With much of the new administration’s energy policy focused on getting the United States off its dependence on foreign oil, the U.S. Department of Energy’s Office of Fossil Energy said last week its three-and-a-half-year-old partnership on drilling technology research has metamorphosed into a “major new research consortium” set on promoting advanced technology for low-impact domestic oil and natural gas drilling.

Announced last month by the Houston Advanced Research Center (HARC) and Texas A&M University, the University/National Laboratory Alliance will fund and transfer advanced technologies to accelerate development of domestic oil and natural gas resources with minimal environmental impact.

The alliance has its roots in a project funded through the Office of Fossil Energy’s Oil and Natural Gas Environmental Program. The goal of the project, which is drawing to a close, has been to identify and develop low-impact drilling systems for use in environmentally sensitive areas such as desert ecosystems and coastal margins. Among other accomplishments, the project has led to the creation of the environmentally friendly drilling (EFD) program, which will continue with support from the energy industry and other government organizations after the Office of Fossil Energy’s National Energy Technology Laboratory (NETL) sponsorship ends on March 31. The new alliance is part of EFD.
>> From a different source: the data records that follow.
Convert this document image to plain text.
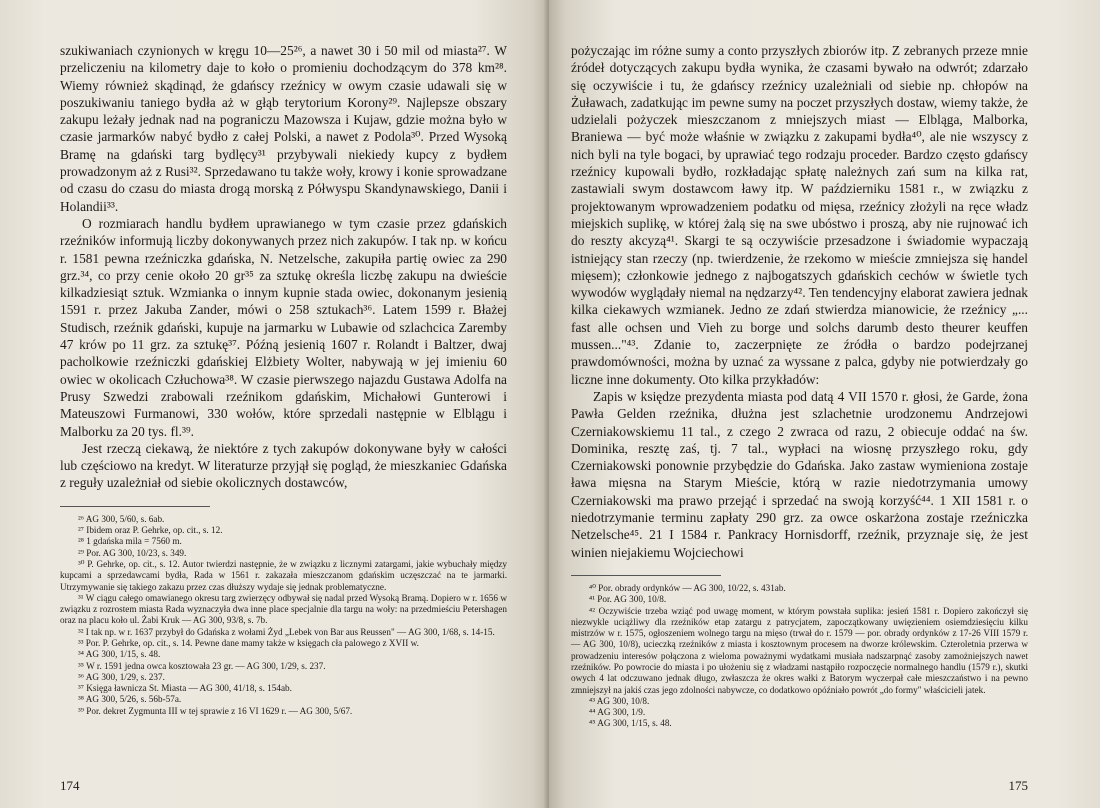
szukiwaniach czynionych w kręgu 10—25²⁶, a nawet 30 i 50 mil od miasta²⁷. W przeliczeniu na kilometry daje to koło o promieniu dochodzącym do 378 km²⁸. Wiemy również skądinąd, że gdańscy rzeźnicy w owym czasie udawali się w poszukiwaniu taniego bydła aż w głąb terytorium Korony²⁹. Najlepsze obszary zakupu leżały jednak nad na pograniczu Mazowsza i Kujaw, gdzie można było w czasie jarmarków nabyć bydło z całej Polski, a nawet z Podola³⁰. Przed Wysoką Bramę na gdański targ bydlęcy³¹ przybywali niekiedy kupcy z bydłem prowadzonym aż z Rusi³². Sprzedawano tu także woły, krowy i konie sprowadzane od czasu do czasu do miasta drogą morską z Półwyspu Skandynawskiego, Danii i Holandii³³.

O rozmiarach handlu bydłem uprawianego w tym czasie przez gdańskich rzeźników informują liczby dokonywanych przez nich zakupów. I tak np. w końcu r. 1581 pewna rzeźniczka gdańska, N. Netzelsche, zakupiła partię owiec za 290 grz.³⁴, co przy cenie około 20 gr³⁵ za sztukę określa liczbę zakupu na dwieście kilkadziesiąt sztuk. Wzmianka o innym kupnie stada owiec, dokonanym jesienią 1591 r. przez Jakuba Zander, mówi o 258 sztukach³⁶. Latem 1599 r. Błażej Studisch, rzeźnik gdański, kupuje na jarmarku w Lubawie od szlachcica Zaremby 47 krów po 11 grz. za sztukę³⁷. Późną jesienią 1607 r. Rolandt i Baltzer, dwaj pacholkowie rzeźniczki gdańskiej Elżbiety Wolter, nabywają w jej imieniu 60 owiec w okolicach Człuchowa³⁸. W czasie pierwszego najazdu Gustawa Adolfa na Prusy Szwedzi zrabowali rzeźnikom gdańskim, Michałowi Gunterowi i Mateuszowi Furmanowi, 330 wołów, które sprzedali następnie w Elblągu i Malborku za 20 tys. fl.³⁹.

Jest rzeczą ciekawą, że niektóre z tych zakupów dokonywane były w całości lub częściowo na kredyt. W literaturze przyjął się pogląd, że mieszkaniec Gdańska z reguły uzależniał od siebie okolicznych dostawców,

²⁶ AG 300, 5/60, s. 6ab.

²⁷ Ibidem oraz P. Gehrke, op. cit., s. 12.

²⁸ 1 gdańska mila = 7560 m.

²⁹ Por. AG 300, 10/23, s. 349.

³⁰ P. Gehrke, op. cit., s. 12. Autor twierdzi następnie, że w związku z licznymi zatargami, jakie wybuchały między kupcami a sprzedawcami bydła, Rada w 1561 r. zakazała mieszczanom gdańskim uczęszczać na te jarmarki. Utrzymywanie się takiego zakazu przez czas dłuższy wydaje się jednak problematyczne.

³¹ W ciągu całego omawianego okresu targ zwierzęcy odbywał się nadal przed Wysoką Bramą. Dopiero w r. 1656 w związku z rozrostem miasta Rada wyznaczyła dwa inne place specjalnie dla targu na woły: na przedmieściu Petershagen oraz na placu koło ul. Żabi Kruk — AG 300, 93/8, s. 7b.

³² I tak np. w r. 1637 przybył do Gdańska z wołami Żyd „Lebek von Bar aus Reussen" — AG 300, 1/68, s. 14-15.

³³ Por. P. Gehrke, op. cit., s. 14. Pewne dane mamy także w księgach cła palowego z XVII w.

³⁴ AG 300, 1/15, s. 48.

³⁵ W r. 1591 jedna owca kosztowała 23 gr. — AG 300, 1/29, s. 237.

³⁶ AG 300, 1/29, s. 237.

³⁷ Księga ławnicza St. Miasta — AG 300, 41/18, s. 154ab.

³⁸ AG 300, 5/26, s. 56b-57a.

³⁹ Por. dekret Zygmunta III w tej sprawie z 16 VI 1629 r. — AG 300, 5/67.

174

pożyczając im różne sumy a conto przyszłych zbiorów itp. Z zebranych przeze mnie źródeł dotyczących zakupu bydła wynika, że czasami bywało na odwrót; zdarzało się oczywiście i tu, że gdańscy rzeźnicy uzależniali od siebie np. chłopów na Żuławach, zadatkując im pewne sumy na poczet przyszłych dostaw, wiemy także, że udzielali pożyczek mieszczanom z mniejszych miast — Elbląga, Malborka, Braniewa — być może właśnie w związku z zakupami bydła⁴⁰, ale nie wszyscy z nich byli na tyle bogaci, by uprawiać tego rodzaju proceder. Bardzo często gdańscy rzeźnicy kupowali bydło, rozkładając spłatę należnych zań sum na kilka rat, zastawiali swym dostawcom ławy itp. W październiku 1581 r., w związku z projektowanym wprowadzeniem podatku od mięsa, rzeźnicy złożyli na ręce władz miejskich suplikę, w której żalą się na swe ubóstwo i proszą, aby nie rujnować ich do reszty akcyzą⁴¹. Skargi te są oczywiście przesadzone i świadomie wypaczają istniejący stan rzeczy (np. twierdzenie, że rzekomo w mieście zmniejsza się handel mięsem); członkowie jednego z najbogatszych gdańskich cechów w świetle tych wywodów wyglądały niemal na nędzarzy⁴². Ten tendencyjny elaborat zawiera jednak kilka ciekawych wzmianek. Jedno ze zdań stwierdza mianowicie, że rzeźnicy „... fast alle ochsen und Vieh zu borge und solchs darumb desto theurer keuffen mussen..."⁴³. Zdanie to, zaczerpnięte ze źródła o bardzo podejrzanej prawdomówności, można by uznać za wyssane z palca, gdyby nie potwierdzały go liczne inne dokumenty. Oto kilka przykładów:

Zapis w księdze prezydenta miasta pod datą 4 VII 1570 r. głosi, że Garde, żona Pawła Gelden rzeźnika, dłużna jest szlachetnie urodzonemu Andrzejowi Czerniakowskiemu 11 tal., z czego 2 zwraca od razu, 2 obiecuje oddać na św. Dominika, resztę zaś, tj. 7 tal., wypłaci na wiosnę przyszłego roku, gdy Czerniakowski ponownie przybędzie do Gdańska. Jako zastaw wymieniona zostaje ława mięsna na Starym Mieście, którą w razie niedotrzymania umowy Czerniakowski ma prawo przejąć i sprzedać na swoją korzyść⁴⁴. 1 XII 1581 r. o niedotrzymanie terminu zapłaty 290 grz. za owce oskarżona zostaje rzeźniczka Netzelsche⁴⁵. 21 I 1584 r. Pankracy Hornisdorff, rzeźnik, przyznaje się, że jest winien niejakiemu Wojciechowi

⁴⁰ Por. obrady ordynków — AG 300, 10/22, s. 431ab.

⁴¹ Por. AG 300, 10/8.

⁴² Oczywiście trzeba wziąć pod uwagę moment, w którym powstała suplika: jesień 1581 r. Dopiero zakończył się niezwykle uciążliwy dla rzeźników etap zatargu z patrycjatem, zapoczątkowany uwięzieniem osiemdziesięciu kilku mistrzów w r. 1575, ogłoszeniem wolnego targu na mięso (trwał do r. 1579 — por. obrady ordynków z 17-26 VIII 1579 r. — AG 300, 10/8), ucieczką rzeźników z miasta i kosztownym procesem na dworze królewskim. Czteroletnia przerwa w prowadzeniu interesów połączona z wieloma poważnymi wydatkami musiała nadszarpnąć zasoby zamożniejszych nawet rzeźników. Po powrocie do miasta i po ułożeniu się z władzami nastąpiło rozpoczęcie normalnego handlu (1579 r.), skutki owych 4 lat odczuwano jednak długo, zwłaszcza że okres wałki z Batorym wyczerpał całe mieszczaństwo i na pewno zmniejszył na jakiś czas jego zdolności nabywcze, co dodatkowo opóźniało powrót „do formy" właścicieli jatek.

⁴³ AG 300, 10/8.

⁴⁴ AG 300, 1/9.

⁴⁵ AG 300, 1/15, s. 48.

175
“This is an excellent example of how the government’s investment in advanced, environmentally friendly technologies to develop domestic energy resources has encouraged industry interest and leveraged the taxpayer dollar,” said Victor Der, principal deputy assistant secretary for Fossil Energy. “Technology advancement is the key to simultaneously addressing issues of energy security, supply, affordability and environmental quality.”

According to Rich Haut, manager of the new alliance, its goal is “to fund the development of low-impact systems that can be used in environmentally sensitive regions and share the latest research findings concerning these systems with leaders of energy, academia, environmental organizations and government…We will consider all aspects of energy resource recovery, not only traditional oil and natural gas production methods but also unconventional production, such as natural gas from shale or coalbed methane.”

In addition to HARC and Texas A&M, founding members of the alliance include: Argonne National Laboratory, Los Alamos National Laboratory, Sam Houston State University, the University of Arkansas, the University of Colorado, the University of Wyoming, Utah State University and West Virginia University.

The new alliance is an outgrowth of an NETL-supported project with Texas A&M entitled “Field Testing of Environmentally Friendly Drilling Systems.” The DOE said the $2.3 million project, which started on Sept. 30 2005, has resulted in a number of other significant accomplishments.

The project has identified more than 90 specific technologies related to the footprint of oil and gas operations that, if widely commercialized and applied, could help industry achieve more than a 90% reduction in environmental impact. The project also contributed to future job growth by developing technologies to make oil and gas resources that are environmentally restricted today producible in the future.

The alliance has established an oil and gas desert test center near Pecos, TX, on the edge of the Chihuahua desert, to evaluate low-impact drilling technology in desert ecosystems such as those found in the western United States. It also established a systems approach to optimize drilling decisions and ensure that the activities selected satisfy chosen criteria; the approach has been successfully used in the EFD program to determine the optimum system for a given site.

The project also tackled the environmental problem of drilling waste by developing a small-footprint, low-impact process “based on sound engineering and biological principles” to convert wastes to a useable product.